Pharmaceutical Therapy

As previously mentioned, the DPP study showed the efficacy of metformin in reducing the progression of type 2 diabetes in women with a history of GDM. To date, it is the largest study demonstrating a pharmacological intervention that effectively reduces diabetes risk in women with a history of GDM. Other drugs have also been tested in small studies, including troglitazone, pioglitazone, and acarbose. Buchanan evaluated the effects of troglitazone and placebo in her 266 Hispanic women with a history of GDM. The study concluded that this treatment significantly reduced the incidence of postnatal type 2 diabetes by approximately 45%. However, troglitazone was discontinued due to hepatotoxicity. In a follow-up observational study in the same population, pioglitazone was administered to 89 women for 3 years. Likewise, it has also been shown to be effective in reducing the rate of progression to type 2 diabetes via insulin-sensitizing effects and maintaining beta-cell function [10]. It is also being studied for diabetes prevention. However, the study population had not been selected for his previous GDM as a risk factor, and instead IGT was the selected inclusion criterion. In this study, 1429 patients were randomly assigned to placebo or acarbose. Results showed a 25% reduction in her risk of progression to type 2 diabetes in the acarbose group.

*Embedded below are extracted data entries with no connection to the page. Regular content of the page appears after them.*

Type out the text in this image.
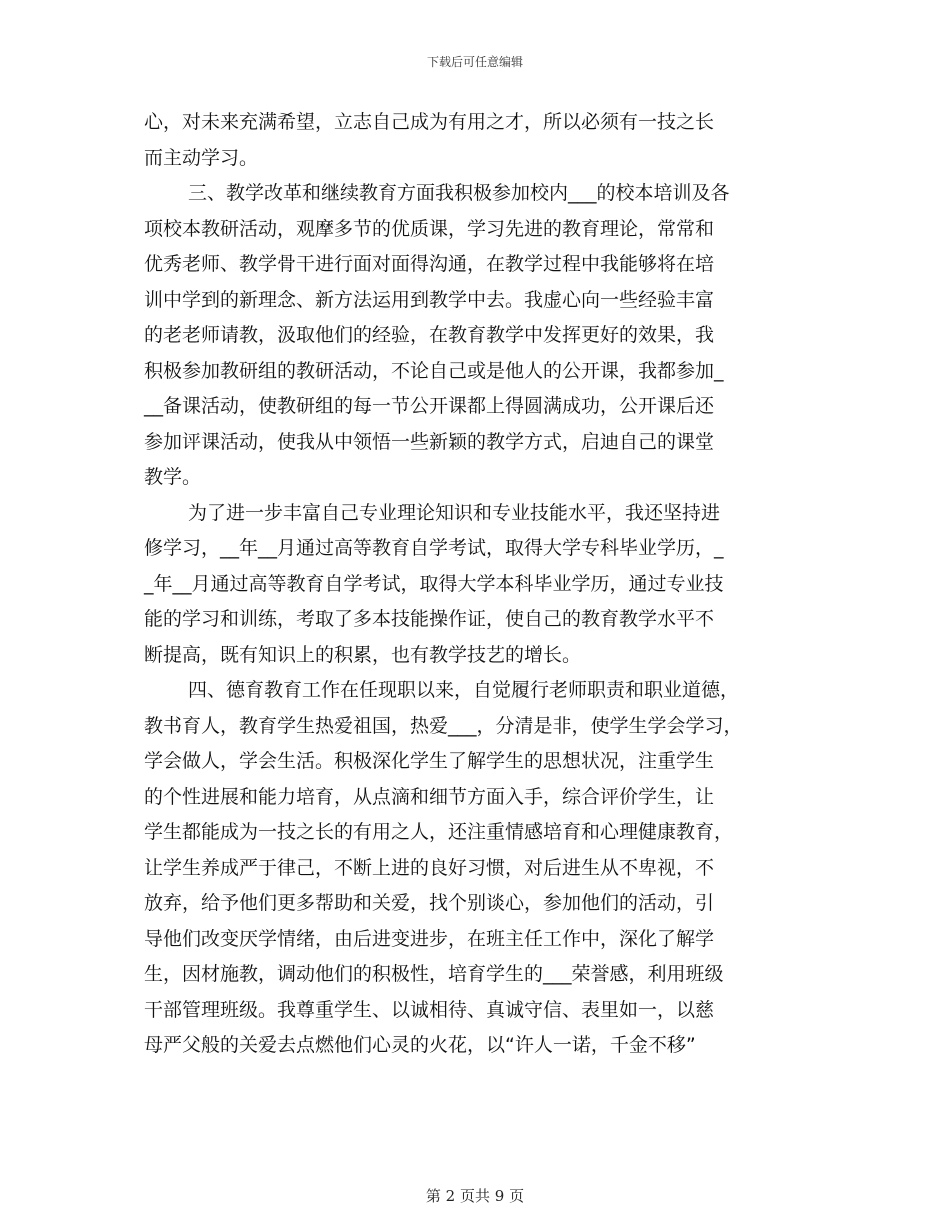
下载后可任意编辑
心，对未来充满希望，立志自己成为有用之才，所以必须有一技之长
而主动学习。
三、教学改革和继续教育方面我积极参加校内___的校本培训及各
项校本教研活动，观摩多节的优质课，学习先进的教育理论，常常和
优秀老师、教学骨干进行面对面得沟通，在教学过程中我能够将在培
训中学到的新理念、新方法运用到教学中去。我虚心向一些经验丰富
的老老师请教，汲取他们的经验，在教育教学中发挥更好的效果，我
积极参加教研组的教研活动，不论自己或是他人的公开课，我都参加_
__备课活动，使教研组的每一节公开课都上得圆满成功，公开课后还
参加评课活动，使我从中领悟一些新颖的教学方式，启迪自己的课堂
教学。
为了进一步丰富自己专业理论知识和专业技能水平，我还坚持进
修学习，__年__月通过高等教育自学考试，取得大学专科毕业学历，_
_年__月通过高等教育自学考试，取得大学本科毕业学历，通过专业技
能的学习和训练，考取了多本技能操作证，使自己的教育教学水平不
断提高，既有知识上的积累，也有教学技艺的增长。
四、德育教育工作在任现职以来，自觉履行老师职责和职业道德，
教书育人，教育学生热爱祖国，热爱___，分清是非，使学生学会学习，
学会做人，学会生活。积极深化学生了解学生的思想状况，注重学生
的个性进展和能力培育，从点滴和细节方面入手，综合评价学生，让
学生都能成为一技之长的有用之人，还注重情感培育和心理健康教育，
让学生养成严于律己，不断上进的良好习惯，对后进生从不卑视，不
放弃，给予他们更多帮助和关爱，找个别谈心，参加他们的活动，引
导他们改变厌学情绪，由后进变进步，在班主任工作中，深化了解学
生，因材施教，调动他们的积极性，培育学生的___荣誉感，利用班级
干部管理班级。我尊重学生、以诚相待、真诚守信、表里如一，以慈
母严父般的关爱去点燃他们心灵的火花，以“许人一诺，千金不移”
第 2 页共 9 页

Type 2 diabetes can be reduced in high-risk populations, including women previously diagnosed with GDM. Future studies should focus on this specific population of women with or without IFG or IGT and other concomitant risk factors such as obesity and family history. Appropriate precautions should be encouraged. A comprehensive approach to diabetes prevention should include lifestyle interventions, breastfeeding support, and provision of appropriate pharmacologic treatments. It is most important to continue care and aftercare for the future health of pregnant women and their children, rather than neglecting pregnant women with diabetes after giving birth.